I had an interesting case recently. The customer dealing with large MySQL data warehouse had the table which was had data merged into it with INSERT ON DUPLICATE KEY UPDATE statements. The performance was extremely slow. I turned out it is caused by hundreds of daily partitions created for this table. What is the most interesting (and surprising) not every statement is affected equally as you can see from the benchmarks above:
I got the following test table created:
CREATE TABLE `p10` ( `id` int(10) unsigned NOT NULL, `c` int(10) unsigned NOT NULL, PRIMARY KEY (`id`), KEY(c) ) ENGINE=InnoDB PARTITION BY RANGE(id) ( PARTITION p100000 VALUES LESS THAN(100001), PARTITION p200000 VALUES LESS THAN(200001), PARTITION p300000 VALUES LESS THAN(300001), PARTITION p400000 VALUES LESS THAN(400001), PARTITION p500000 VALUES LESS THAN(500001), PARTITION p600000 VALUES LESS THAN(600001), PARTITION p700000 VALUES LESS THAN(700001), PARTITION p800000 VALUES LESS THAN(800001), PARTITION p900000 VALUES LESS THAN(900001), PARTITION p1000000 VALUES LESS THAN(1000001) );
I used MySQL 5.1.41 for my tests increasing buffer pool to 1G and log file size to 128M so all data is comfortably in memory.
I ranged number of partitions from 1 to 1000 and loaded the table with 1000000 of sequential values from 1 to 1million (the C column was set same as ID column) using bulk insert statements – 1000 rows in each.
Loading the data was taking 9 seconds for 1 partitions, 10 seconds for 10 partitions, 16 seconds for 100 partitions and 23 seconds for 1000 partitions, which means it slows down 2.5 times as number of partitions increases to 1000.
This regression is somethat surprising as in reality only 1 (max 2) partitions got data inserted to them per insert statement.
As I tested the UPDATE path on INSERT OF DUPLICATE KEY UPDATE (adding ON DUPLICATE KEY UPDATE set c=c+1 to my bulk inserts) the regression became even larger.

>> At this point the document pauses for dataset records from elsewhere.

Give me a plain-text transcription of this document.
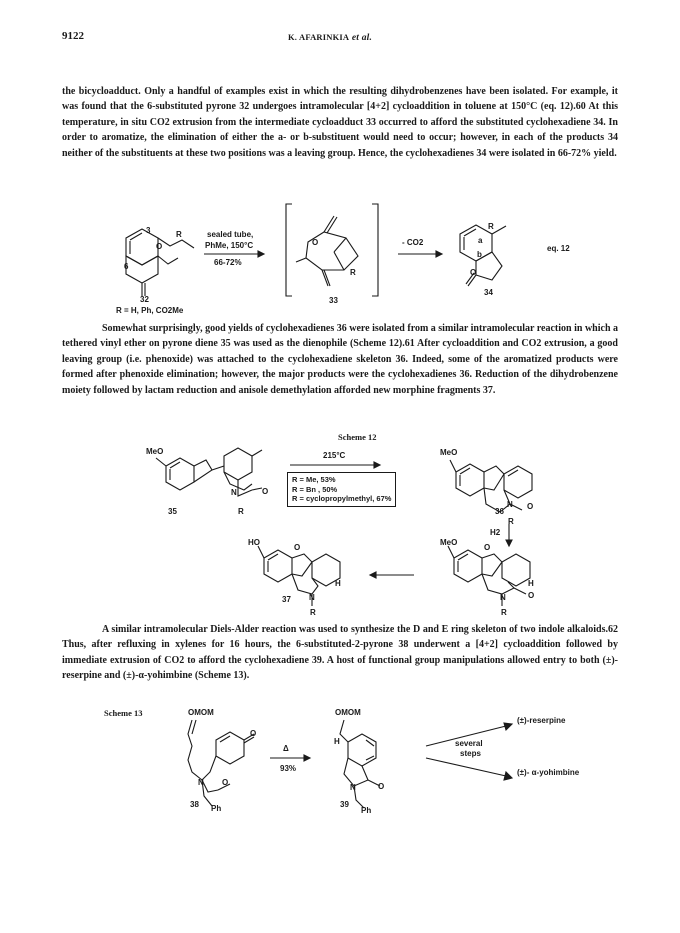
9122	K. AFARINKIA et al.

the bicycloadduct. Only a handful of examples exist in which the resulting dihydrobenzenes have been isolated. For example, it was found that the 6-substituted pyrone 32 undergoes intramolecular [4+2] cycloaddition in toluene at 150°C (eq. 12).60 At this temperature, in situ CO2 extrusion from the intermediate cycloadduct 33 occurred to afford the substituted cyclohexadiene 34. In order to aromatize, the elimination of either the a- or b-substituent would need to occur; however, in each of the products 34 neither of the substituents at these two positions was a leaving group. Hence, the cyclohexadienes 34 were isolated in 66-72% yield.

3
6
R
O
sealed tube,
PhMe, 150°C
66-72%
O
R
33
- CO2
R
a
b
O
34
eq. 12
32
R = H, Ph, CO2Me

Somewhat surprisingly, good yields of cyclohexadienes 36 were isolated from a similar intramolecular reaction in which a tethered vinyl ether on pyrone diene 35 was used as the dienophile (Scheme 12).61 After cycloaddition and CO2 extrusion, a good leaving group (i.e. phenoxide) was attached to the cyclohexadiene skeleton 36. Indeed, some of the aromatized products were formed after phenoxide elimination; however, the major products were the cyclohexadienes 36. Reduction of the dihydrobenzene moiety followed by lactam reduction and anisole demethylation afforded new morphine fragments 37.

Scheme 12
MeO
N
R
O
35
215°C
R = Me, 53%
R = Bn , 50%
R = cyclopropylmethyl, 67%
MeO
N
R
O
36
H2
HO
O
H
N
R
37
MeO
O
H
N	O
R

A similar intramolecular Diels-Alder reaction was used to synthesize the D and E ring skeleton of two indole alkaloids.62 Thus, after refluxing in xylenes for 16 hours, the 6-substituted-2-pyrone 38 underwent a [4+2] cycloaddition followed by immediate extrusion of CO2 to afford the cyclohexadiene 39. A host of functional group manipulations allowed entry to both (±)-reserpine and (±)-α-yohimbine (Scheme 13).

Scheme 13	OMOM
O
N O
Ph
38
Δ
93%
OMOM
H
N	O
Ph
39
several
steps
(±)-reserpine
(±)- α-yohimbine
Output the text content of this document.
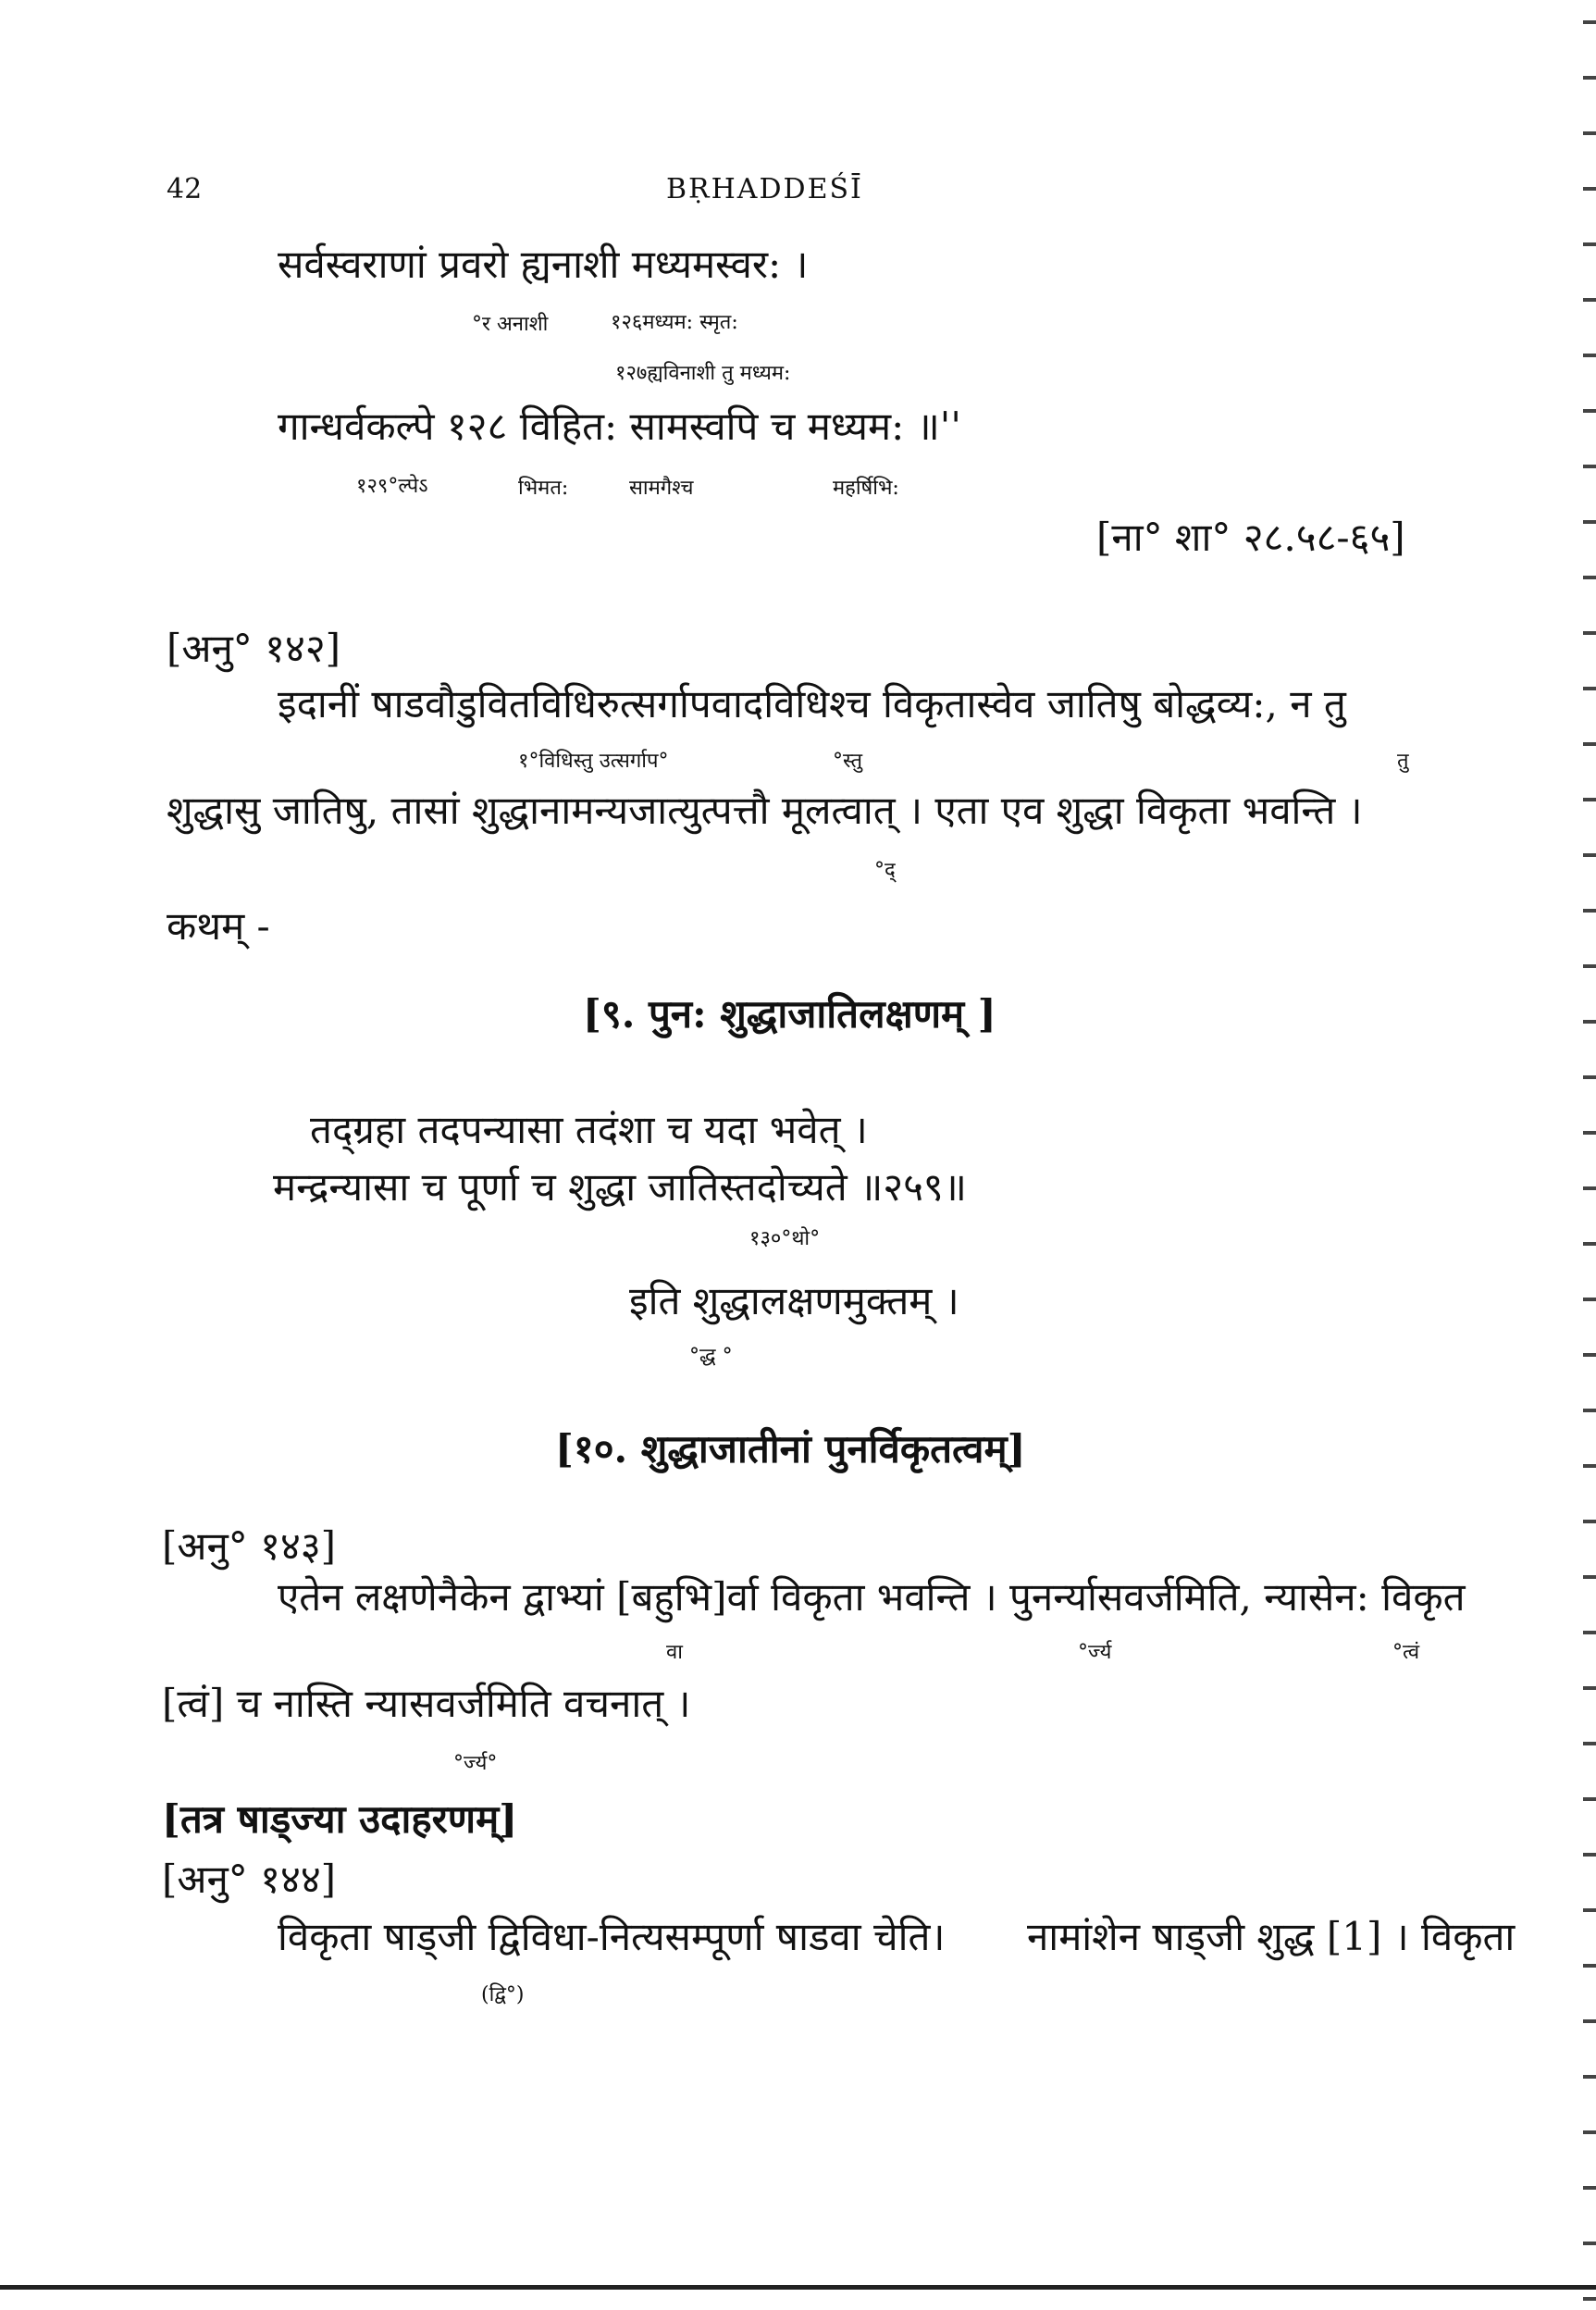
42	BṚHADDEŚĪ
सर्वस्वराणां प्रवरो ह्यनाशी मध्यमस्वर: ।
°र अनाशी	१२६मध्यम: स्मृत:
१२७ह्यविनाशी तु मध्यम:
गान्धर्वकल्पे १२८ विहित: सामस्वपि च मध्यम: ॥''
१२९°ल्पेऽ	भिमत:	सामगैश्च	महर्षिभि:
[ना° शा° २८.५८-६५]
[अनु° १४२]
इदानीं षाडवौडुवितविधिरुत्सर्गापवादविधिश्च विकृतास्वेव जातिषु बोद्धव्य:, न तु
१°विधिस्तु उत्सर्गाप°	°स्तु	तु
शुद्धासु जातिषु, तासां शुद्धानामन्यजात्युत्पत्तौ मूलत्वात् । एता एव शुद्धा विकृता भवन्ति ।
°द्
कथम् -
[९. पुन: शुद्धाजातिलक्षणम् ]
तद्ग्रहा तदपन्यासा तदंशा च यदा भवेत् ।
मन्द्रन्यासा च पूर्णा च शुद्धा जातिस्तदोच्यते ॥२५९॥
१३०°थो°
इति शुद्धालक्षणमुक्तम् ।
°द्ध °
[१०. शुद्धाजातीनां पुनर्विकृतत्वम्]
[अनु° १४३]
एतेन लक्षणेनैकेन द्वाभ्यां [बहुभि]र्वा विकृता भवन्ति । पुनर्न्यासवर्जमिति, न्यासेन: विकृत
वा	°र्ज्य	°त्वं
[त्वं] च नास्ति न्यासवर्जमिति वचनात् ।
°र्ज्य°
[तत्र षाड्ज्या उदाहरणम्]
[अनु° १४४]
विकृता षाड्जी द्विविधा-नित्यसम्पूर्णा षाडवा चेति। नामांशेन षाड्जी शुद्ध [1] । विकृता
(द्वि°)
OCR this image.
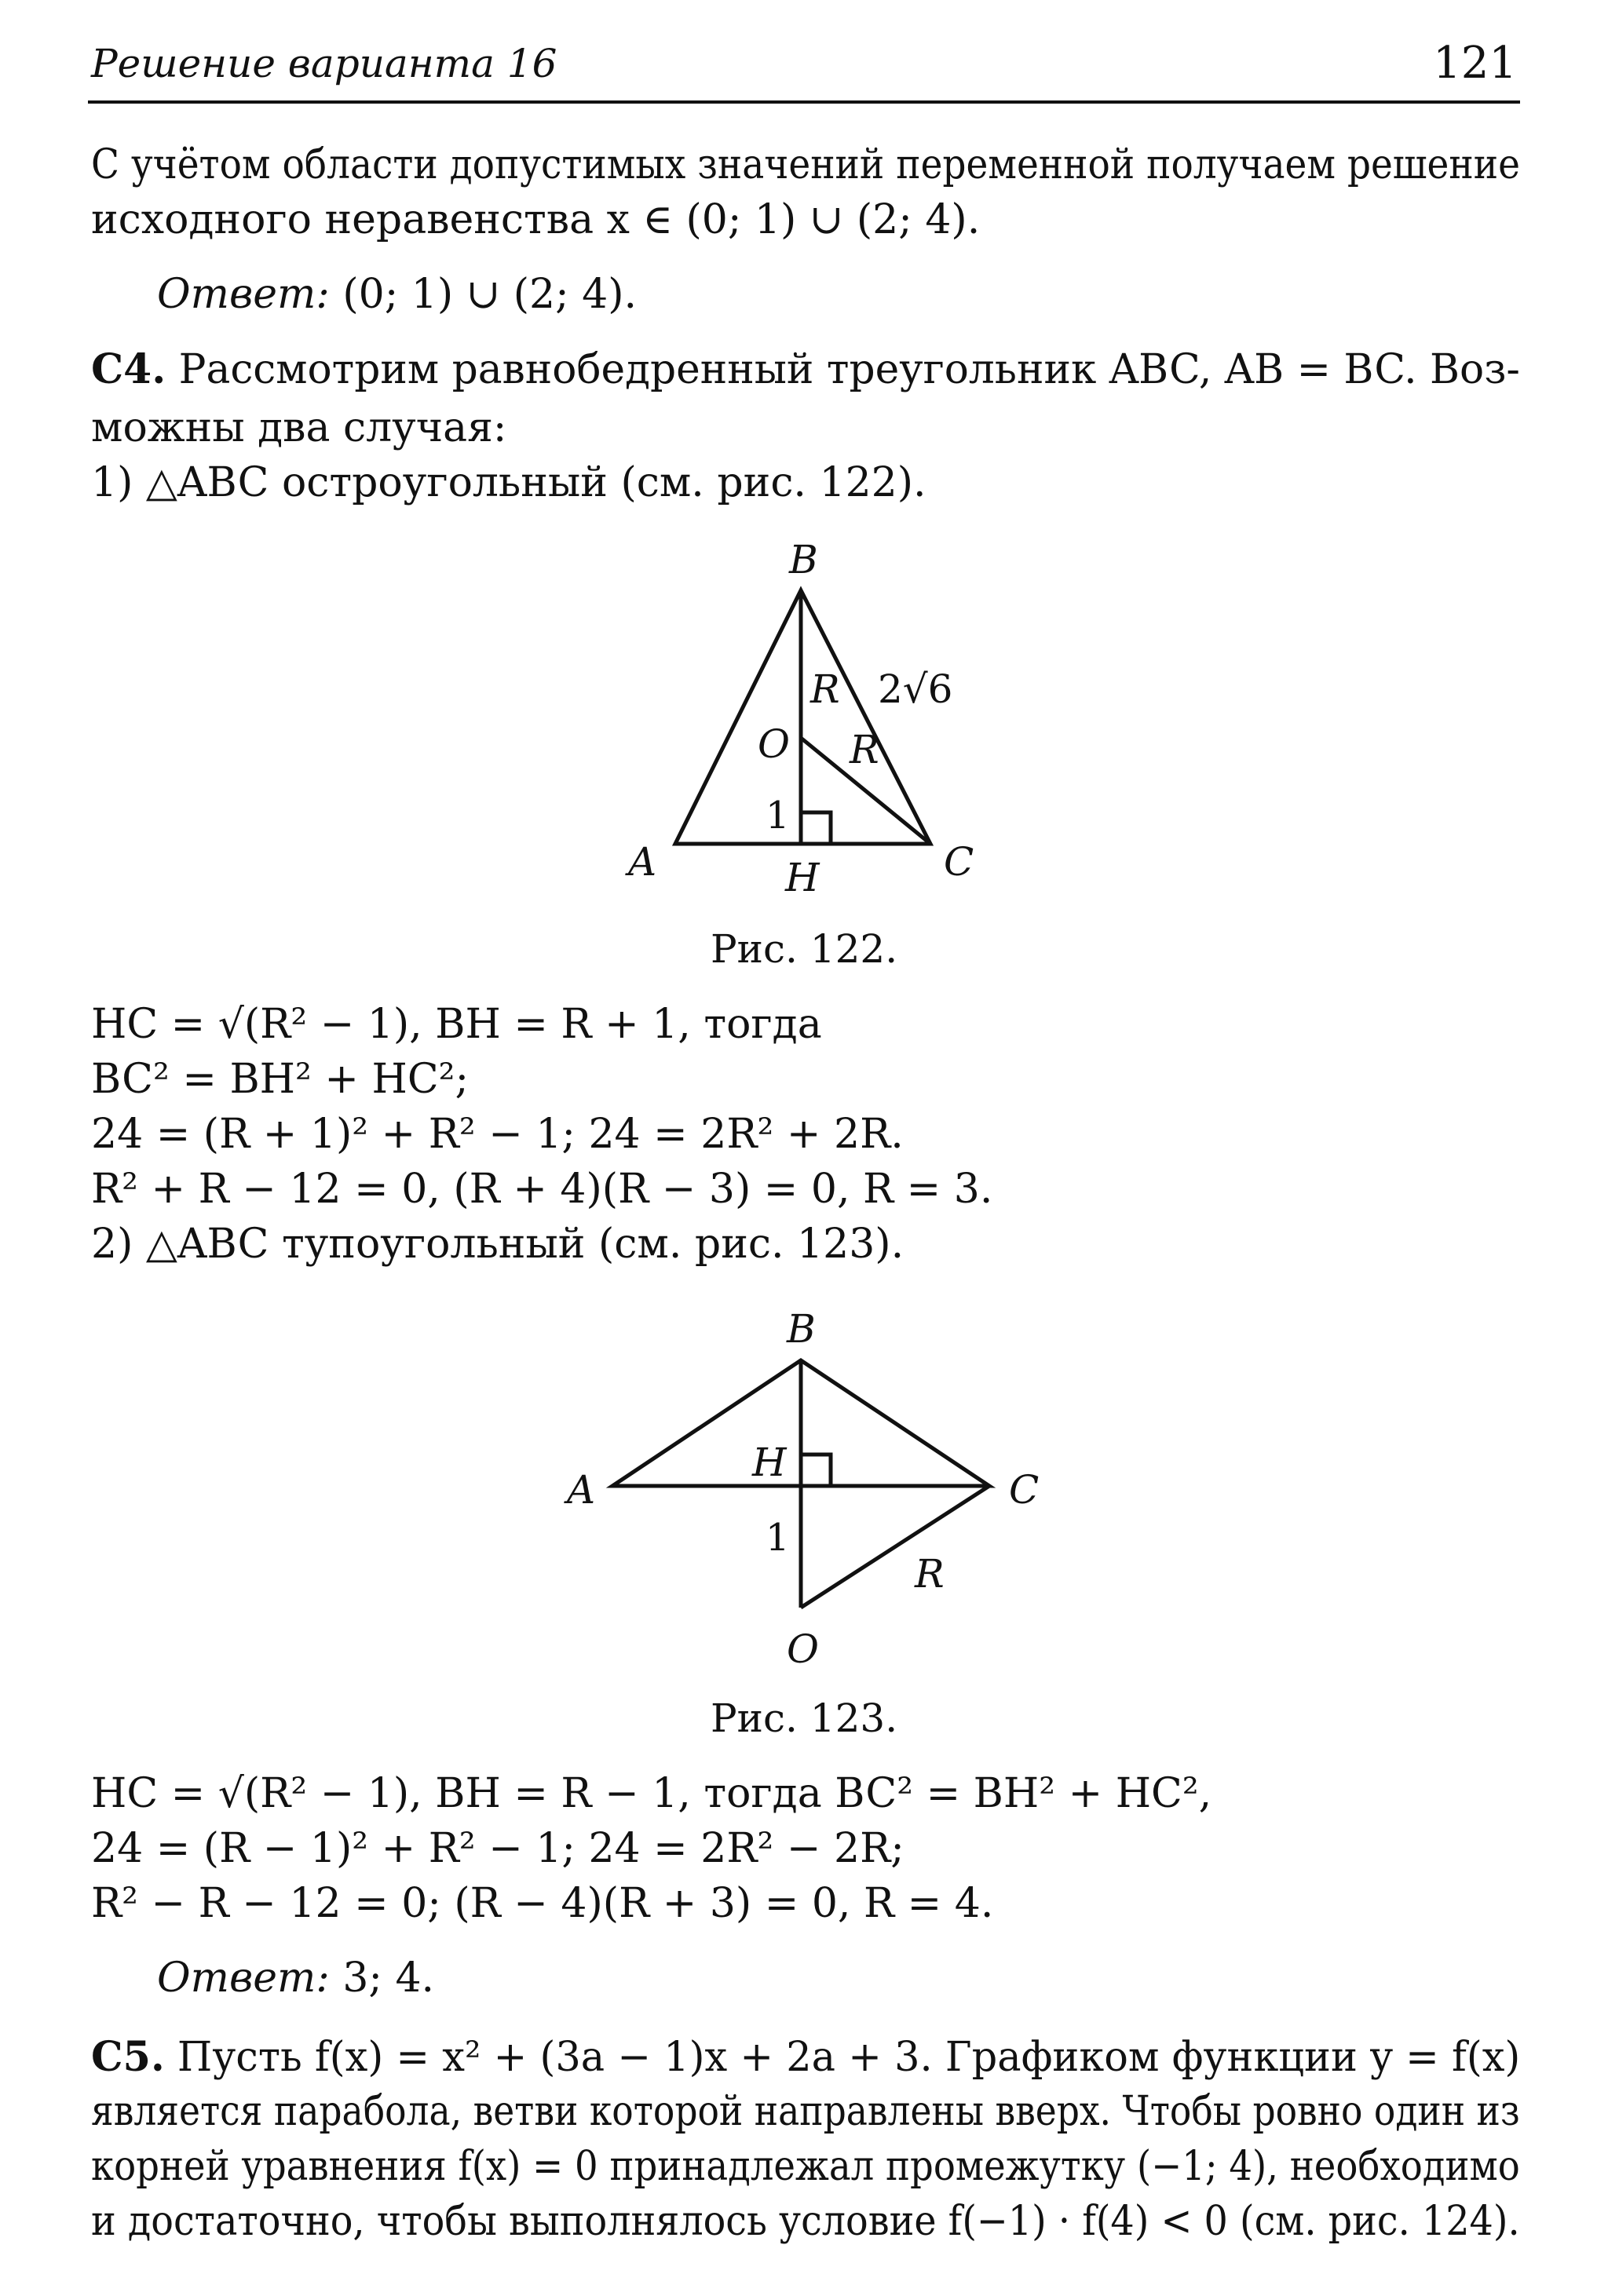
Решение варианта 16	121
С учётом области допустимых значений переменной получаем решение
исходного неравенства x ∈ (0; 1) ∪ (2; 4).
Ответ: (0; 1) ∪ (2; 4).
С4. Рассмотрим равнобедренный треугольник ABC, AB = BC. Воз-
можны два случая:
1) △ABC остроугольный (см. рис. 122).
B
A	C
H
O
R
R
1
2√6
Рис. 122.
HC = √(R² − 1), BH = R + 1, тогда
BC² = BH² + HC²;
24 = (R + 1)² + R² − 1; 24 = 2R² + 2R.
R² + R − 12 = 0, (R + 4)(R − 3) = 0, R = 3.
2) △ABC тупоугольный (см. рис. 123).
B
A	C
H
O
R
1
Рис. 123.
HC = √(R² − 1), BH = R − 1, тогда BC² = BH² + HC²,
24 = (R − 1)² + R² − 1; 24 = 2R² − 2R;
R² − R − 12 = 0; (R − 4)(R + 3) = 0, R = 4.
Ответ: 3; 4.
С5. Пусть f(x) = x² + (3a − 1)x + 2a + 3. Графиком функции y = f(x)
является парабола, ветви которой направлены вверх. Чтобы ровно один из
корней уравнения f(x) = 0 принадлежал промежутку (−1; 4), необходимо
и достаточно, чтобы выполнялось условие f(−1) · f(4) < 0 (см. рис. 124).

1 partition insert took 50 seconds to complete, 10 partitions 52, 100 partitions 72, 1000 partitions 290 seconds. The performance loss with large number of partitions is about 6 times in this case and the pattern is a bit different – the slowdown becomes drastic as we go from 100 to 1000 partitions – about 4 times compared to only 1.5 times slow down for the same case with just insert.
The difference grows even larger if we remove index on column C – the “UPDATE” part of INSERT ON DUPLICATE KEY UPDATE completes in 22 seconds for 1 partition and 250 for 1000 partitions – which is over 10x difference.
Both MyISAM and Innodb are affected by this issue. The Update path for MyISAM without indexes took 10 seconds for 1 partition vs 52 seconds for 1000 partitions (the table_cache was warm for this test)
I had couple of suspects in this case – is this the “setup” overhead of statement opening all partitions for execution or is this “per row” overhead. To check this I ran the statements with different number of rows in the batch. With 100 rows per batch and with 10000 rows per batch performance was not significantly different from 1000 rows per batch so I conclude this is per row overhead.
This test gives other rather interesting data point – it looks like updates in Innodb for CPU bound workloads can be as much as 5 times slower than inserts – which is quite a difference.
CONCLUSION: This is interesting topic and I should do more tests on this. In the meanwhile the data point is simple – be careful with number of partitions you use. Creating unused partitions for future use may cost you. From this benchmarks the performance remains reasonable with about 100 partitions (which is reasonable number for most applications) though I would expect numbers to be significantly workload dependent.